The commission on Thursday will consider whether to release more than 60 San Onofre-related emails exchanged between commission President Michael Picker and the Governor’s Office. The staff’s recommendation is that the board not release the emails to San Diego consumer attorney Michael Aguirre.

The item is posted on the commission’s consent agenda, where matters considered routine and not worthy of public debate are voted on in bulk. According to the draft resolution, the emails are not subject to disclosure because they are privileged communications.

“Aguirre claims the withheld records should be disclosed because the ‘public is highly interested in knowing the role the Governor’s office played in connection with San Onofre’,” it states.

”The plain language of Govt. Code section 6254(l), however, shows that the exemption to disclosure of documents exchanged with the Governor’s Office is an absolute exemption; it does not include a balancing test. Therefore, the public’s alleged interests in the disclosure of these records are not relevant.”

The agenda item Thursday follows a lawsuit Aguirre filed in 2015, arguing that the commission was improperly withholding the emails.

A San Francisco Superior Court judge was sympathetic to Aguirre’s case.

“There’s something about this that just doesn’t sound right, about stonewalling public information like this,” Judge Ernest Goldsmith told commission lawyers. “That’s the optics of where we are: There’s something the PUC doesn’t want out there.”

Before he could review the emails in chambers to decide whether they should be released, an appeals court sent the dispute back to the commission.

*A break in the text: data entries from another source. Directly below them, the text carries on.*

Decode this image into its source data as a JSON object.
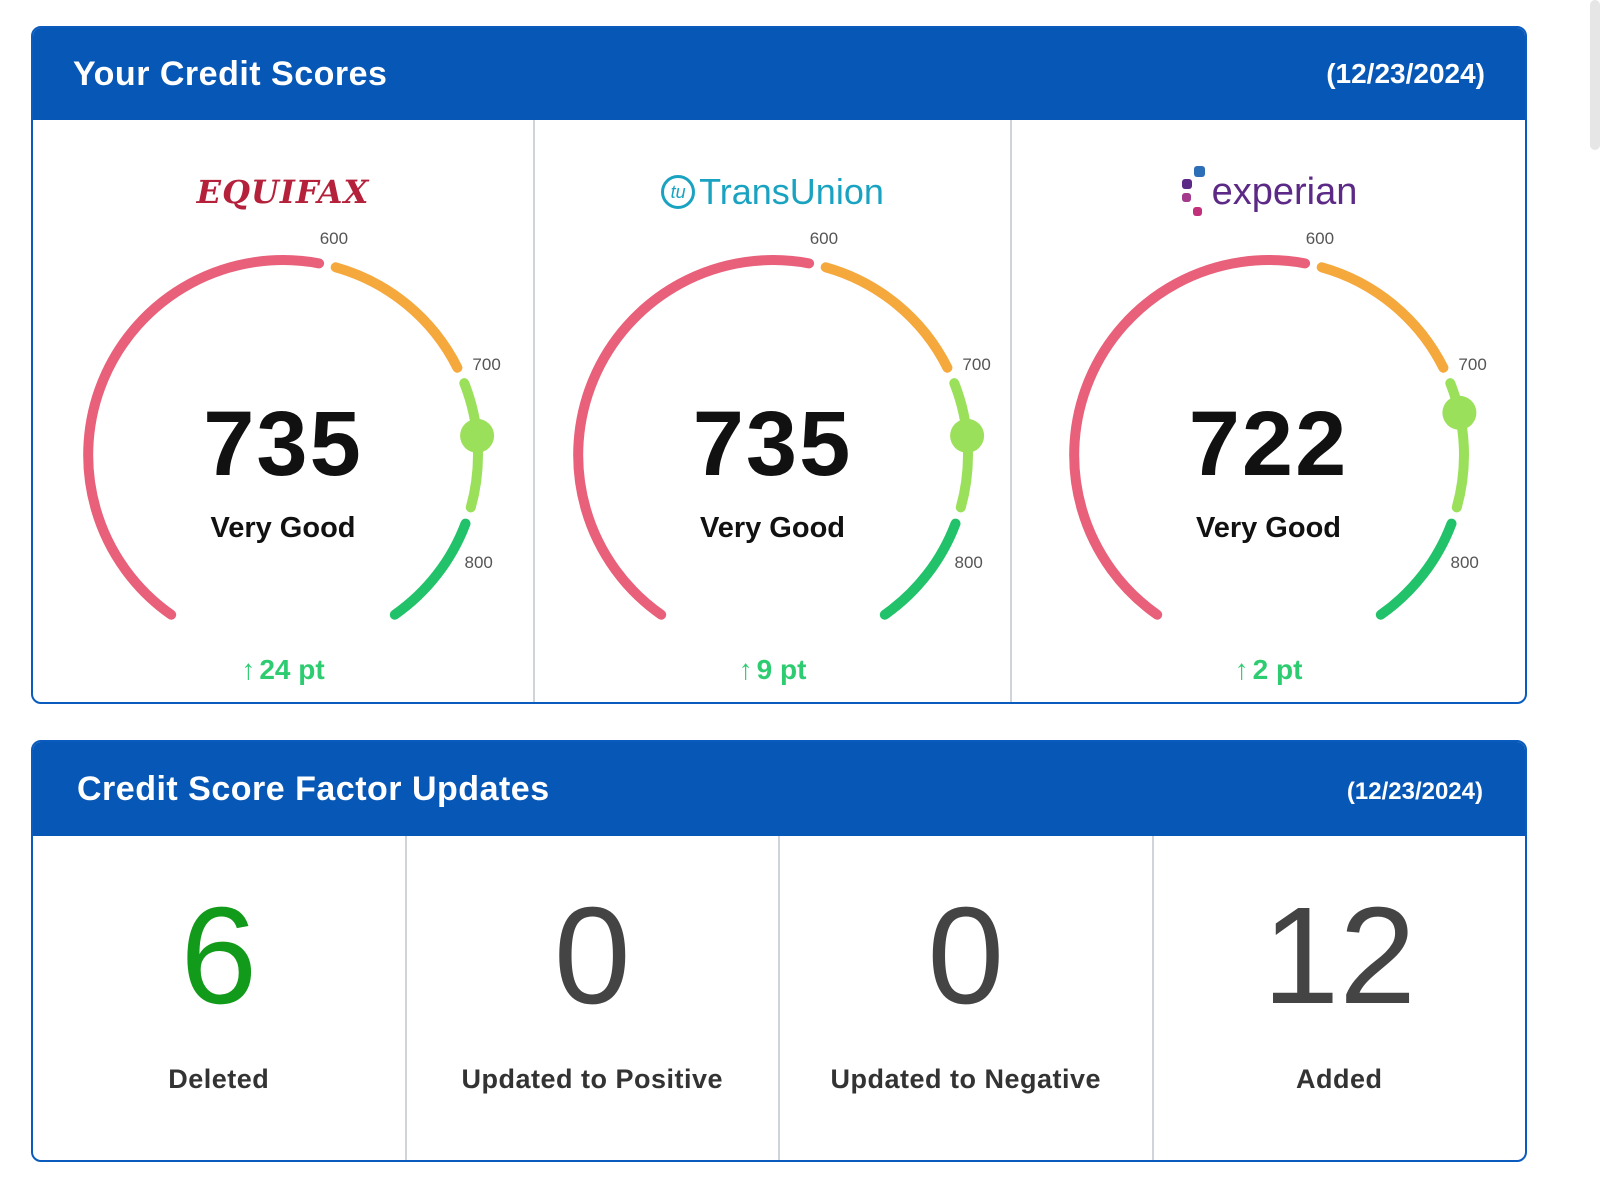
{
  "scores_panel": {
    "title": "Your Credit Scores",
    "date": "(12/23/2024)",
    "bureaus": [
      {
        "name": "EQUIFAX",
        "logo_color": "#b5213b",
        "score": "735",
        "score_value": 735,
        "rating": "Very Good",
        "change": "24 pt",
        "ticks": {
          "t600": "600",
          "t700": "700",
          "t800": "800"
        }
      },
      {
        "name": "TransUnion",
        "logo_mark": "tu",
        "logo_color": "#1aa3c1",
        "score": "735",
        "score_value": 735,
        "rating": "Very Good",
        "change": "9 pt",
        "ticks": {
          "t600": "600",
          "t700": "700",
          "t800": "800"
        }
      },
      {
        "name": "experian",
        "logo_color": "#5c2a86",
        "score": "722",
        "score_value": 722,
        "rating": "Very Good",
        "change": "2 pt",
        "ticks": {
          "t600": "600",
          "t700": "700",
          "t800": "800"
        }
      }
    ],
    "colors": {
      "poor": "#e8607a",
      "fair": "#f5a83c",
      "good": "#9be05a",
      "excellent": "#22c26a",
      "change": "#2ecc71"
    }
  },
  "factors_panel": {
    "title": "Credit Score Factor Updates",
    "date": "(12/23/2024)",
    "items": [
      {
        "count": "6",
        "label": "Deleted",
        "color": "#129b1a"
      },
      {
        "count": "0",
        "label": "Updated to Positive",
        "color": "#444444"
      },
      {
        "count": "0",
        "label": "Updated to Negative",
        "color": "#444444"
      },
      {
        "count": "12",
        "label": "Added",
        "color": "#444444"
      }
    ]
  }
}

The appeals court agreed with the the utilities commission that the commission itself — not a judge — is the right place to go to contest a records request rejection by the commission.

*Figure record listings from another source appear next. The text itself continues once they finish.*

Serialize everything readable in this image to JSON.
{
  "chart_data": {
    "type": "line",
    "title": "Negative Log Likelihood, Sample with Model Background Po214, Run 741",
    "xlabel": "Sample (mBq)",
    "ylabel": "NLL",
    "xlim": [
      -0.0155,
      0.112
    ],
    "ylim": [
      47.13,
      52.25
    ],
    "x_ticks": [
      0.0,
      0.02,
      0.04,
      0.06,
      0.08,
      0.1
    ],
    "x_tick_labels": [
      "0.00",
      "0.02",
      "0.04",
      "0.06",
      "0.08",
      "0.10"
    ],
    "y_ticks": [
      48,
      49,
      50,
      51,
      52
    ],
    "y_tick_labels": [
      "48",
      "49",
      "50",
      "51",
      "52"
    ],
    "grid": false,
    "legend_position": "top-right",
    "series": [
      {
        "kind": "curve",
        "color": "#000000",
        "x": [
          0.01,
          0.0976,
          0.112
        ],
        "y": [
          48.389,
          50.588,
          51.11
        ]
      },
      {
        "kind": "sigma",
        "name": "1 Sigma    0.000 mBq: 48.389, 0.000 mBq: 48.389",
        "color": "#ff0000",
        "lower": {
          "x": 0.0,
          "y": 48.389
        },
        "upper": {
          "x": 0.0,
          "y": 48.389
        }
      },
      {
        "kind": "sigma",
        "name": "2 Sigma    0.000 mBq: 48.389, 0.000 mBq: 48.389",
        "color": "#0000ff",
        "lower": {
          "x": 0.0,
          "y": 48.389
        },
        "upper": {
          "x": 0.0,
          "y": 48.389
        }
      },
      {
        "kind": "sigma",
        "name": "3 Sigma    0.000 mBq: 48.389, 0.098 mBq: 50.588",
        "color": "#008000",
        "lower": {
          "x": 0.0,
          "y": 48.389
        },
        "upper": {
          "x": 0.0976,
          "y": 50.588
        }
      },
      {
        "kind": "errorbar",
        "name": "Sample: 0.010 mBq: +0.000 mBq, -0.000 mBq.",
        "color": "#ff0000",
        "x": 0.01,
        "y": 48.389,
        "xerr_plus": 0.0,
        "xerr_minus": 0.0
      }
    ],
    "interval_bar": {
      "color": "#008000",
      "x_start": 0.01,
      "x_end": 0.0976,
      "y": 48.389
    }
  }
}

A denial by the commission on Thursday could then be appealed to the state appeals court.

Aguirre and law partner Maria Severson complained that the commission excluded from the public file their petition outlining the events surrounding the closure — including emails like the one Hoover sent his colleague in 2013, when the company was deciding whether to repair or abandon the nuclear plant.

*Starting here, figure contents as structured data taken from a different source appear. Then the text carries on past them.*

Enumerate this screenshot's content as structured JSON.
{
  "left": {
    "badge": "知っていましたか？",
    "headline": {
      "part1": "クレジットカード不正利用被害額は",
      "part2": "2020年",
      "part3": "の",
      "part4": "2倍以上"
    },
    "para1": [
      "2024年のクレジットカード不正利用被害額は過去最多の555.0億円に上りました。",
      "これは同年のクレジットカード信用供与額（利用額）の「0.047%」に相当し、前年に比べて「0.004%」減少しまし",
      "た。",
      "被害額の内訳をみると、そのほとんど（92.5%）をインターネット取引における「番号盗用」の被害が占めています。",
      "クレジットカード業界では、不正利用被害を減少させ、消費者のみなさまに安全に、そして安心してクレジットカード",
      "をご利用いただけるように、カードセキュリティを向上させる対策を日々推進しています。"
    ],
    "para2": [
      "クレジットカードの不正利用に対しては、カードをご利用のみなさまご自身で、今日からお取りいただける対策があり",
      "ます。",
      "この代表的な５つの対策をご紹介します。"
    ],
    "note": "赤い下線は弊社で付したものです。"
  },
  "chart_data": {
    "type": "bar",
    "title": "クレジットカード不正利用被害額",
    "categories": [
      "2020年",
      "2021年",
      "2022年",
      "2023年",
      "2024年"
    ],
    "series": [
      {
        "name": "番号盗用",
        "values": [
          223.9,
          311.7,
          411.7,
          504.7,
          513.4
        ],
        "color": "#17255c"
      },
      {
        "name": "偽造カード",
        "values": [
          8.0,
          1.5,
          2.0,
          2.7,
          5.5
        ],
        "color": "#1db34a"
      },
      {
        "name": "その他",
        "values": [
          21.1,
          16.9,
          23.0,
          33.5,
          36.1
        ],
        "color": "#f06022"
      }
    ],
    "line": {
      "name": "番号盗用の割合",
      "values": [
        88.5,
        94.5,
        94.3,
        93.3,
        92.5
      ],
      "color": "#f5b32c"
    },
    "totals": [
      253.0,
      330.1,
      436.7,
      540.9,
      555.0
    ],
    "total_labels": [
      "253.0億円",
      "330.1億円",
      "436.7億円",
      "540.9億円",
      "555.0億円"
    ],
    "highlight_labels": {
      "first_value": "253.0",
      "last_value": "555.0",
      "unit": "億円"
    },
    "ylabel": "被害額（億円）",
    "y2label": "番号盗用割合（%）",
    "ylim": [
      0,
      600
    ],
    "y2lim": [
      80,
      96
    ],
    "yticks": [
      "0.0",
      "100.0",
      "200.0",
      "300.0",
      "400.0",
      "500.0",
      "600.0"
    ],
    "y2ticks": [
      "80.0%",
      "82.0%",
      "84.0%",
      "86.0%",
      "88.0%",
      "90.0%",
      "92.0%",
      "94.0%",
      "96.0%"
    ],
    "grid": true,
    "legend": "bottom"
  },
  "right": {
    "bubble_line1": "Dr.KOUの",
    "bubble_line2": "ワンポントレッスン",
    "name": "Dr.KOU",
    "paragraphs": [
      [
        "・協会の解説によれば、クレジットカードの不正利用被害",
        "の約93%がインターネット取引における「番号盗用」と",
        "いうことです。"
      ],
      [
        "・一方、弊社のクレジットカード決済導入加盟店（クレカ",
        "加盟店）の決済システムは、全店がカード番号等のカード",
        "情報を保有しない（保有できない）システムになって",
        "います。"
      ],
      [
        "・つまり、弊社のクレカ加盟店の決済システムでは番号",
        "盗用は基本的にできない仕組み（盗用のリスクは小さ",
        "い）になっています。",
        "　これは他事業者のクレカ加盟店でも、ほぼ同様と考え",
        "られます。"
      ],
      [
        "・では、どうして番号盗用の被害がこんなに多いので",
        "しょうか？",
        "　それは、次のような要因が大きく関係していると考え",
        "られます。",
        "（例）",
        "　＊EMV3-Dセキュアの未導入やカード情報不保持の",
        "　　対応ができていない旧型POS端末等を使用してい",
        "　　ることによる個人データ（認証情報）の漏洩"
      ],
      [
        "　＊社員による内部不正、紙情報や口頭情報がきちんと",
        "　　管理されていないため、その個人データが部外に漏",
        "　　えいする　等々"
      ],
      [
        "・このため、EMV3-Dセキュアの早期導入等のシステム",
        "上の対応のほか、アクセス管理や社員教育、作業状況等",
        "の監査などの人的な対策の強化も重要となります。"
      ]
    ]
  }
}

“How far will they go to keep their secrets?” Severson asked.

The San Diego lawyers said the emails between Picker and the Governor’s Office could explain how ratepayers ended up being charged $3.3 billion of the $4.7 billion in premature closure costs.

“They fought us at the Court of Appeal and now they fail to publicly disclose the damning evidence that commands release of the records,” Severson said. “By placing the matter on consent agenda without a hearing, they are again shutting out the public.”

Liza Tucker of Consumer Watchdog, an advocacy group based in Santa Monica, said utility regulators have no business withholding records related to the plant closure and its settlement costs.

“That is an excuse to make sure the public never gets to the bottom of what really went down in the settlement over San Onofre,” she said. “It doesn’t answer the question about whether government officials helped Southern California Edison evade responsibility for one of the biggest financial and environmental disasters in the state.”

The commission approved the San Onofre settlement in November 2014, allowing Edison to recover most of its shutdown costs.

Three months later, Edison disclosed a private meeting with then-commission President Michael Peevey in 2013, when they agreed to deal points very similar to the agreement eventually adopted..

That meeting, held in a Warsaw, Poland hotel during an industry junket, has been under criminal investigation for more than two years. No charges have been filed.

Earlier this year, after a federal appeals court agreed to hear a separate Aguirre lawsuit challenging the San Onofre settlement, regulators agreed to reopen the proceeding. Mediation talks are scheduled in June.